Hackers could exploit vulnerabilities in Progress Software’s MOVEit Automation tool to improperly access businesses’ data, the software maker said in a recent advisory.
Exploitation of the two flaws — an authentication-bypass vulnerability tracked as CVE-2026-4670 and a privilege-escalation vulnerability tracked as CVE-2026-5174 — could “lead to unauthorized access, administrative control, and data exposure,” according to Progress Software’s advisory.
The newly patched flaws represent serious security weaknesses in a widely used managed-file-transfer program that helps organizations transfer data between self-hosted servers, cloud platforms and third-party vendors.

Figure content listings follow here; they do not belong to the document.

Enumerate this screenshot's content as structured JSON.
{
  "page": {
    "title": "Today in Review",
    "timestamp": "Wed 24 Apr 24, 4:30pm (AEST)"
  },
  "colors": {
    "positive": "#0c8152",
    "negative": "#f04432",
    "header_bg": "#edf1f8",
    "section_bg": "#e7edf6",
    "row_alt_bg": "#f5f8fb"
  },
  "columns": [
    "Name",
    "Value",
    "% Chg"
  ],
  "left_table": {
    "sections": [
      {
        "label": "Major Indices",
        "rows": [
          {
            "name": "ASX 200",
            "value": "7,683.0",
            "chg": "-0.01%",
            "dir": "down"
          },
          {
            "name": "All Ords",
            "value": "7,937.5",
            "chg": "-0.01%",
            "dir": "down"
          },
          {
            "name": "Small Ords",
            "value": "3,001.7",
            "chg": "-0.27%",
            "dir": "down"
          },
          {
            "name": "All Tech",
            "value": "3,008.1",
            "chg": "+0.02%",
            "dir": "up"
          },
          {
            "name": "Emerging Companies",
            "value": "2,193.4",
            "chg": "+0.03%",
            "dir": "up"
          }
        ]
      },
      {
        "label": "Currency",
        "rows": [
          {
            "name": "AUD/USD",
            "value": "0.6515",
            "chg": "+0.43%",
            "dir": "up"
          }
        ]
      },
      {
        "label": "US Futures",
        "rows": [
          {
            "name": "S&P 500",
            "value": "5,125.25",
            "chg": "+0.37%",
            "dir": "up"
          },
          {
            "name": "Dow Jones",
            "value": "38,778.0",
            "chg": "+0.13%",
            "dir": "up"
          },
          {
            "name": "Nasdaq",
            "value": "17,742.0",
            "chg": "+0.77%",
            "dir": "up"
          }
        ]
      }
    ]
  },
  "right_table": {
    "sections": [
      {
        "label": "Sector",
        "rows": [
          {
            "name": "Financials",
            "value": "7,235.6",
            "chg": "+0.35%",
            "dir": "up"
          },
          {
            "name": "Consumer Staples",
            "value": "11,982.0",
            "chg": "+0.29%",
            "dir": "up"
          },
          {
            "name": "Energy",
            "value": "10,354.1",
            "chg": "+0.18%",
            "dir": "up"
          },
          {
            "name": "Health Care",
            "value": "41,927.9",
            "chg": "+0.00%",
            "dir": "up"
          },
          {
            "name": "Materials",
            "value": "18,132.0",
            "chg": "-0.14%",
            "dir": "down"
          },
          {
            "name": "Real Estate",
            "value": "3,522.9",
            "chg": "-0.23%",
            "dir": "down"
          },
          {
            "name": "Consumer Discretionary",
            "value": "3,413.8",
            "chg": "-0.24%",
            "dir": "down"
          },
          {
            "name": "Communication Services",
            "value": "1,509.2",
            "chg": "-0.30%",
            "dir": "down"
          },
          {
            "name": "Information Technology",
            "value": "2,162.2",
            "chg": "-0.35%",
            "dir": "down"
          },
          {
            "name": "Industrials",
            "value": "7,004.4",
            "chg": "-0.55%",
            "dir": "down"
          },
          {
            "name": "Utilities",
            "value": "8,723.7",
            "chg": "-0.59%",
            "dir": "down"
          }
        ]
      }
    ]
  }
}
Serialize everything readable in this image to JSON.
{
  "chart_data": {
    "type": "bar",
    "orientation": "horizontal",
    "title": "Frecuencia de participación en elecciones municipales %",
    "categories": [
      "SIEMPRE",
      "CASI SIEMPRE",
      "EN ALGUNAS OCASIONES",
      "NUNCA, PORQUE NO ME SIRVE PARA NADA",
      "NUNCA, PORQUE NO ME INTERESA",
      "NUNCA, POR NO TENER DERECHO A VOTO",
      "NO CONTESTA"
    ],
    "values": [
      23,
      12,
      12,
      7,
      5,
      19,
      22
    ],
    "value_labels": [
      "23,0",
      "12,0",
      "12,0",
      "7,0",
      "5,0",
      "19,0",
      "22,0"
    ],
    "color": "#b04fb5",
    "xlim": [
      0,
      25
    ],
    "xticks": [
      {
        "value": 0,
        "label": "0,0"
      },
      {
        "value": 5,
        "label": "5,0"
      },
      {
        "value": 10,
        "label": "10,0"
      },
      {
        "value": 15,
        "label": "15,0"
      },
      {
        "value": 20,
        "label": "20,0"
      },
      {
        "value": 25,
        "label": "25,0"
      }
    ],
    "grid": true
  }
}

Progress Software urged customers to upgrade to the latest version of the software, which fixes both vulnerabilities.
CVE-2026-4670 is considered a critical vulnerability, while CVE-2026-5174 carries a high severity score.
“Upgrading to a patched release, using the full installer, is the only way to remediate this issue,” Progress Software said, warning that the file-transfer software will need to shut down for the upgrade.

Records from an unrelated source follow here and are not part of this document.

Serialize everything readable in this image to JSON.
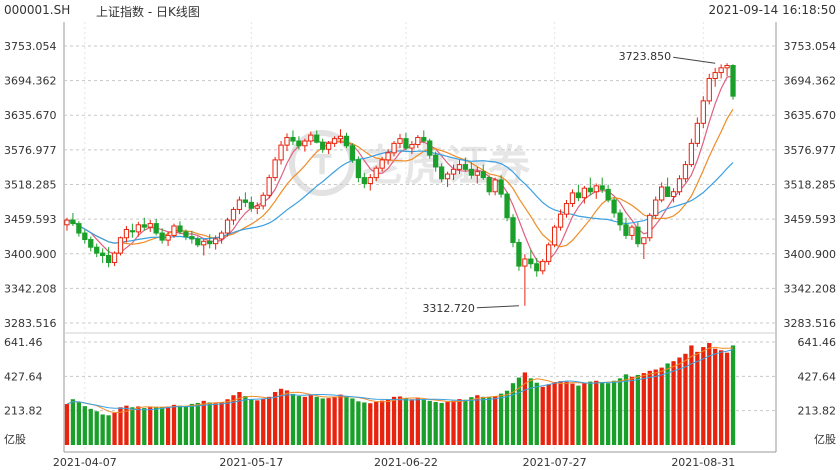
{
  "header": {
    "symbol": "000001.SH",
    "name": "上证指数 - 日K线图",
    "timestamp": "2021-09-14 16:18:50"
  },
  "watermark": "老虎证券",
  "colors": {
    "up": "#e8230e",
    "down": "#1aa02a",
    "ma5": "#e06080",
    "ma10": "#f08c28",
    "ma20": "#3aa0e0",
    "grid": "#c8c8c8",
    "text": "#333333"
  },
  "chart_data": {
    "type": "candlestick",
    "price_axis": {
      "ticks": [
        "3753.054",
        "3694.362",
        "3635.670",
        "3576.977",
        "3518.285",
        "3459.593",
        "3400.900",
        "3342.208",
        "3283.516"
      ],
      "range": [
        3283.516,
        3753.054
      ]
    },
    "volume_axis": {
      "ticks": [
        "641.46",
        "427.64",
        "213.82"
      ],
      "unit": "亿股",
      "range": [
        0,
        641.46
      ]
    },
    "x_labels": [
      {
        "index": 3,
        "label": "2021-04-07"
      },
      {
        "index": 31,
        "label": "2021-05-17"
      },
      {
        "index": 57,
        "label": "2021-06-22"
      },
      {
        "index": 82,
        "label": "2021-07-27"
      },
      {
        "index": 107,
        "label": "2021-08-31"
      }
    ],
    "annotations": [
      {
        "label": "3723.850",
        "index": 109,
        "value": 3723.85,
        "side": "left"
      },
      {
        "label": "3312.720",
        "index": 76,
        "value": 3312.72,
        "side": "left"
      }
    ],
    "ohlcv": [
      [
        3450,
        3462,
        3440,
        3458,
        255
      ],
      [
        3458,
        3470,
        3448,
        3452,
        285
      ],
      [
        3452,
        3456,
        3430,
        3436,
        265
      ],
      [
        3436,
        3442,
        3418,
        3425,
        242
      ],
      [
        3425,
        3430,
        3405,
        3412,
        225
      ],
      [
        3412,
        3418,
        3395,
        3402,
        210
      ],
      [
        3402,
        3410,
        3385,
        3398,
        190
      ],
      [
        3398,
        3412,
        3378,
        3386,
        185
      ],
      [
        3386,
        3405,
        3380,
        3402,
        200
      ],
      [
        3402,
        3430,
        3398,
        3428,
        235
      ],
      [
        3428,
        3448,
        3420,
        3442,
        245
      ],
      [
        3440,
        3452,
        3428,
        3438,
        235
      ],
      [
        3438,
        3455,
        3430,
        3450,
        240
      ],
      [
        3450,
        3462,
        3440,
        3446,
        230
      ],
      [
        3446,
        3458,
        3438,
        3452,
        235
      ],
      [
        3452,
        3460,
        3432,
        3436,
        238
      ],
      [
        3436,
        3444,
        3418,
        3424,
        236
      ],
      [
        3424,
        3438,
        3414,
        3432,
        240
      ],
      [
        3432,
        3452,
        3428,
        3448,
        250
      ],
      [
        3448,
        3456,
        3434,
        3438,
        245
      ],
      [
        3438,
        3442,
        3424,
        3430,
        240
      ],
      [
        3430,
        3440,
        3418,
        3426,
        256
      ],
      [
        3426,
        3430,
        3412,
        3416,
        262
      ],
      [
        3416,
        3426,
        3398,
        3422,
        275
      ],
      [
        3422,
        3434,
        3410,
        3418,
        265
      ],
      [
        3418,
        3432,
        3408,
        3426,
        260
      ],
      [
        3426,
        3440,
        3418,
        3436,
        265
      ],
      [
        3436,
        3462,
        3430,
        3458,
        285
      ],
      [
        3458,
        3480,
        3450,
        3476,
        310
      ],
      [
        3476,
        3498,
        3468,
        3492,
        330
      ],
      [
        3492,
        3505,
        3480,
        3488,
        305
      ],
      [
        3488,
        3498,
        3472,
        3478,
        285
      ],
      [
        3478,
        3488,
        3468,
        3482,
        278
      ],
      [
        3482,
        3505,
        3476,
        3500,
        290
      ],
      [
        3500,
        3535,
        3495,
        3530,
        300
      ],
      [
        3530,
        3565,
        3524,
        3560,
        330
      ],
      [
        3560,
        3592,
        3552,
        3585,
        350
      ],
      [
        3585,
        3605,
        3575,
        3598,
        340
      ],
      [
        3598,
        3610,
        3585,
        3592,
        318
      ],
      [
        3592,
        3600,
        3578,
        3584,
        305
      ],
      [
        3584,
        3596,
        3574,
        3592,
        300
      ],
      [
        3592,
        3608,
        3585,
        3602,
        310
      ],
      [
        3602,
        3610,
        3588,
        3590,
        300
      ],
      [
        3590,
        3596,
        3572,
        3578,
        290
      ],
      [
        3578,
        3592,
        3570,
        3588,
        292
      ],
      [
        3588,
        3600,
        3582,
        3596,
        302
      ],
      [
        3596,
        3612,
        3588,
        3600,
        314
      ],
      [
        3600,
        3606,
        3580,
        3584,
        300
      ],
      [
        3584,
        3588,
        3555,
        3560,
        290
      ],
      [
        3560,
        3566,
        3522,
        3530,
        272
      ],
      [
        3530,
        3538,
        3512,
        3520,
        265
      ],
      [
        3520,
        3536,
        3508,
        3530,
        260
      ],
      [
        3530,
        3550,
        3524,
        3546,
        268
      ],
      [
        3546,
        3565,
        3540,
        3560,
        276
      ],
      [
        3560,
        3578,
        3552,
        3572,
        285
      ],
      [
        3572,
        3592,
        3566,
        3588,
        300
      ],
      [
        3588,
        3604,
        3580,
        3596,
        302
      ],
      [
        3596,
        3606,
        3576,
        3580,
        290
      ],
      [
        3580,
        3592,
        3570,
        3586,
        285
      ],
      [
        3586,
        3602,
        3580,
        3598,
        290
      ],
      [
        3598,
        3610,
        3588,
        3592,
        280
      ],
      [
        3592,
        3596,
        3562,
        3568,
        275
      ],
      [
        3568,
        3574,
        3540,
        3548,
        268
      ],
      [
        3548,
        3554,
        3522,
        3528,
        262
      ],
      [
        3528,
        3540,
        3514,
        3536,
        268
      ],
      [
        3536,
        3552,
        3526,
        3544,
        275
      ],
      [
        3544,
        3560,
        3536,
        3552,
        286
      ],
      [
        3552,
        3564,
        3540,
        3544,
        282
      ],
      [
        3544,
        3556,
        3528,
        3534,
        298
      ],
      [
        3534,
        3548,
        3520,
        3540,
        310
      ],
      [
        3540,
        3552,
        3526,
        3530,
        300
      ],
      [
        3530,
        3534,
        3500,
        3506,
        300
      ],
      [
        3506,
        3530,
        3500,
        3526,
        305
      ],
      [
        3526,
        3534,
        3496,
        3502,
        320
      ],
      [
        3502,
        3506,
        3456,
        3462,
        338
      ],
      [
        3462,
        3468,
        3412,
        3420,
        385
      ],
      [
        3420,
        3426,
        3372,
        3380,
        420
      ],
      [
        3380,
        3400,
        3312.72,
        3392,
        452
      ],
      [
        3392,
        3408,
        3376,
        3384,
        415
      ],
      [
        3384,
        3394,
        3362,
        3372,
        388
      ],
      [
        3372,
        3392,
        3366,
        3388,
        362
      ],
      [
        3388,
        3420,
        3382,
        3416,
        378
      ],
      [
        3416,
        3450,
        3412,
        3446,
        392
      ],
      [
        3446,
        3476,
        3440,
        3468,
        398
      ],
      [
        3468,
        3492,
        3462,
        3486,
        394
      ],
      [
        3486,
        3510,
        3480,
        3504,
        382
      ],
      [
        3504,
        3518,
        3490,
        3496,
        370
      ],
      [
        3496,
        3516,
        3486,
        3512,
        388
      ],
      [
        3512,
        3530,
        3500,
        3506,
        395
      ],
      [
        3506,
        3520,
        3494,
        3516,
        400
      ],
      [
        3516,
        3530,
        3504,
        3510,
        392
      ],
      [
        3510,
        3518,
        3488,
        3492,
        385
      ],
      [
        3492,
        3496,
        3462,
        3470,
        400
      ],
      [
        3470,
        3476,
        3440,
        3450,
        415
      ],
      [
        3450,
        3462,
        3426,
        3432,
        440
      ],
      [
        3432,
        3450,
        3424,
        3446,
        425
      ],
      [
        3446,
        3454,
        3412,
        3418,
        436
      ],
      [
        3418,
        3424,
        3392,
        3428,
        448
      ],
      [
        3428,
        3470,
        3422,
        3466,
        462
      ],
      [
        3466,
        3498,
        3460,
        3492,
        470
      ],
      [
        3492,
        3522,
        3488,
        3514,
        482
      ],
      [
        3514,
        3530,
        3504,
        3498,
        508
      ],
      [
        3498,
        3512,
        3488,
        3506,
        522
      ],
      [
        3506,
        3534,
        3500,
        3528,
        545
      ],
      [
        3528,
        3558,
        3522,
        3552,
        568
      ],
      [
        3552,
        3596,
        3548,
        3588,
        620
      ],
      [
        3588,
        3632,
        3582,
        3622,
        580
      ],
      [
        3622,
        3668,
        3614,
        3660,
        610
      ],
      [
        3660,
        3706,
        3654,
        3698,
        635
      ],
      [
        3698,
        3716,
        3684,
        3708,
        600
      ],
      [
        3708,
        3722,
        3698,
        3716,
        590
      ],
      [
        3716,
        3723.85,
        3702,
        3720,
        575
      ],
      [
        3720,
        3722,
        3662,
        3668,
        620
      ]
    ]
  }
}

More than 1,440 internet-connected devices are running vulnerable versions of MOVEit Automation, including 16 associated with state and local government agencies, according to the Shodan internet-scanning tool.
MOVEit has been the source of major anxiety for cybersecurity experts and business leaders in the past. In 2023, a zero-day vulnerability in the software fueled a massive hacking spree that included serious ransomware attacks by the Cl0p cybercrime gang.